La nouvelle série à succès de Netflix nous plonge au cœur d’une enquête sur la disparition d’une jeune fille au pair à Copenhague. Une intrigue purement fictionnelle, mais nourrie d’une réalité sociale bien tangible.
Mise en ligne le 15 mai et déjà en tête des programmes les plus regardés sur Netflix cette semaine, Secrets We Keep s’ouvre sur la disparition d’une jeune au pair philippine dans un quartier cossu de Copenhague.
La série danoise suit l’enquête parallèle menée par Cecilie, une mère de famille issue de la bourgeoisie locale, et Angel, sa propre fille au pair, déterminées à faire la lumière sur cette affaire. À mesure que leurs recherches avancent, les certitudes se fissurent, laissant entrevoir les failles d’un monde en apparence bien ordonné.
Une fiction ancrée dans une réalité
Si l’histoire sonne vraie par moments, il faut d’abord bien comprendre que Secrets We Keep est une production inédite de Netflix : une pure fiction, autrement dit. Créé par Ingeborg Topsøe et réalisé par Per Fly, le thriller ne mentionne aucun fait divers inspiré de la réalité.
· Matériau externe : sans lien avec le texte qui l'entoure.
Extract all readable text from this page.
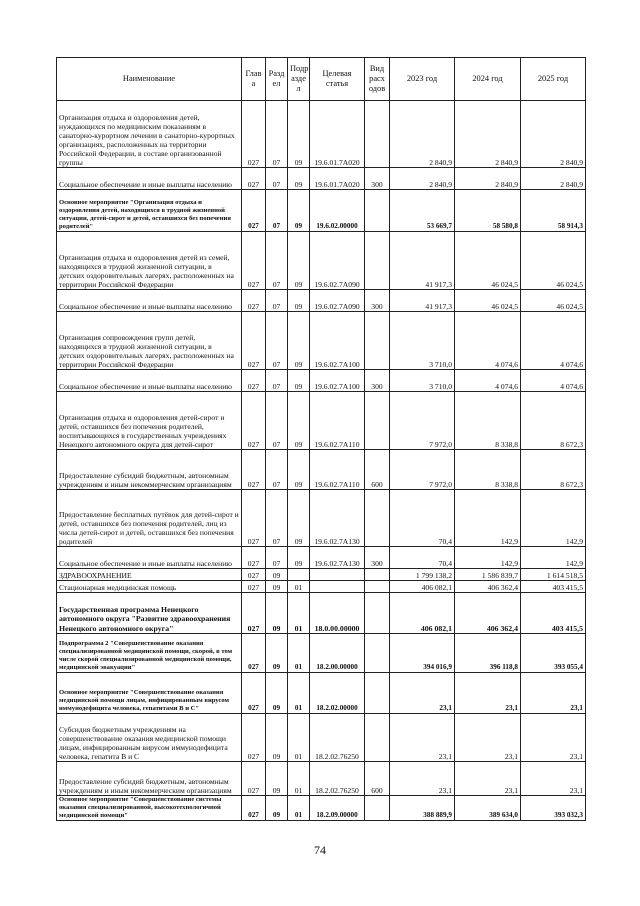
Наименование	Глав а	Разд ел	Подр азде л	Целевая статья	Вид расх одов	2023 год	2024 год	2025 год
Организация отдыха и оздоровления детей, нуждающихся по медицинским показаниям в санаторно-курортном лечении в санаторно-курортных организациях, расположенных на территории Российской Федерации, в составе организованной группы	027	07	09	19.6.01.7A020		2 840,9	2 840,9	2 840,9
Социальное обеспечение и иные выплаты населению	027	07	09	19.6.01.7A020	300	2 840,9	2 840,9	2 840,9
Основное мероприятие "Организация отдыха и оздоровления детей, находящихся в трудной жизненной ситуации, детей-сирот и детей, оставшихся без попечения родителей"	027	07	09	19.6.02.00000		53 669,7	58 580,8	58 914,3
Организация отдыха и оздоровления детей из семей, находящихся в трудной жизненной ситуации, в детских оздоровительных лагерях, расположенных на территории Российской Федерации	027	07	09	19.6.02.7A090		41 917,3	46 024,5	46 024,5
Социальное обеспечение и иные выплаты населению	027	07	09	19.6.02.7A090	300	41 917,3	46 024,5	46 024,5
Организация сопровождения групп детей, находящихся в трудной жизненной ситуации, в детских оздоровительных лагерях, расположенных на территории Российской Федерации	027	07	09	19.6.02.7A100		3 710,0	4 074,6	4 074,6
Социальное обеспечение и иные выплаты населению	027	07	09	19.6.02.7A100	300	3 710,0	4 074,6	4 074,6
Организация отдыха и оздоровления детей-сирот и детей, оставшихся без попечения родителей, воспитывающихся в государственных учреждениях Ненецкого автономного округа для детей-сирот	027	07	09	19.6.02.7A110		7 972,0	8 338,8	8 672,3
Предоставление субсидий бюджетным, автономным учреждениям и иным некоммерческим организациям	027	07	09	19.6.02.7A110	600	7 972,0	8 338,8	8 672,3
Предоставление бесплатных путёвок для детей-сирот и детей, оставшихся без попечения родителей, лиц из числа детей-сирот и детей, оставшихся без попечения родителей	027	07	09	19.6.02.7A130		70,4	142,9	142,9
Социальное обеспечение и иные выплаты населению	027	07	09	19.6.02.7A130	300	70,4	142,9	142,9
ЗДРАВООХРАНЕНИЕ	027	09				1 799 138,2	1 586 839,7	1 614 518,5
Стационарная медицинская помощь	027	09	01			406 082,1	406 362,4	403 415,5
Государственная программа Ненецкого автономного округа "Развитие здравоохранения Ненецкого автономного округа"	027	09	01	18.0.00.00000		406 082,1	406 362,4	403 415,5
Подпрограмма 2 "Совершенствование оказания специализированной медицинской помощи, скорой, в том числе скорой специализированной медицинской помощи, медицинской эвакуации"	027	09	01	18.2.00.00000		394 016,9	396 118,8	393 055,4
Основное мероприятие "Совершенствование оказания медицинской помощи лицам, инфицированным вирусом иммунодефицита человека, гепатитами B и C"	027	09	01	18.2.02.00000		23,1	23,1	23,1
Субсидия бюджетным учреждениям на совершенствование оказания медицинской помощи лицам, инфицированным вирусом иммунодефицита человека, гепатита B и C	027	09	01	18.2.02.76250		23,1	23,1	23,1
Предоставление субсидий бюджетным, автономным учреждениям и иным некоммерческим организациям	027	09	01	18.2.02.76250	600	23,1	23,1	23,1
Основное мероприятие "Совершенствование системы оказания специализированной, высокотехнологичной медицинской помощи"	027	09	01	18.2.09.00000		388 889,9	389 634,0	393 032,3
74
Bien que fictive, la série s’inspire de réalités établies concernant les conditions de vie des au pair au Danemark. En 2016, une enquête de Reuters avait notamment montré que de nombreuses femmes, principalement originaires des Philippines, étaient exposées à des conditions de travail abusives. Le média relevait qu’elles effectuaient souvent des tâches ménagères bien au-delà des 30 heures hebdomadaires prévues, sans rémunération adéquate, et étaient parfois victimes de harcèlement sexuel.
Des liens avec la traite des êtres humains
La même année, le Pulitzer Center publiait une série d’enquêtes détaillant ces dérives. On y apprenait que, malgré l’interdiction temporaire du programme par le gouvernement philippin en 1998 à la suite de signalements d’abus, de nombreuses jeunes femmes continuaient d’y recourir, souvent au prix de frais d’agence élevés pour être placées auprès de familles européennes.

En 2010, un rapport du Centre danois contre la traite des êtres humains intitulé « Au pair and trafficked? » explorait déjà les liens potentiels entre le programme au pair et la traite des êtres humains. Le rapport soulignait alors que certaines filles étaient recrutées dans des conditions qui s’apparentaient à de la traite, notamment en raison de leur vulnérabilité économique et de l’absence de protections adéquates.
Un encadrement européen, encore inégal
Face à ces dérives, l’Union européenne a tenté d’établir un cadre commun. En 2016, le Parlement européen a adopté une directive visant à encadrer les conditions d’entrée et de séjour des ressortissants de pays tiers venus pour des séjours d’études, de recherche ou de travail au pair.
Ce texte impose aux États membres de délivrer un titre de séjour spécifique aux jeunes au pair, en garantissant un socle minimum de droits : logement, allocation, temps de repos, accès aux soins.
En France, cette directive a été transposée en droit national en mars 2019 avec la création du visa « jeune au pair », réservé aux candidats âgés de 18 à 30 ans. Il fixe désormais une durée maximale de séjour (un an renouvelable une fois), oblige la famille à fournir une attestation d’accueil et clarifie le statut de l’au pair, qui n’est ni un salarié à part entière, ni un simple invité.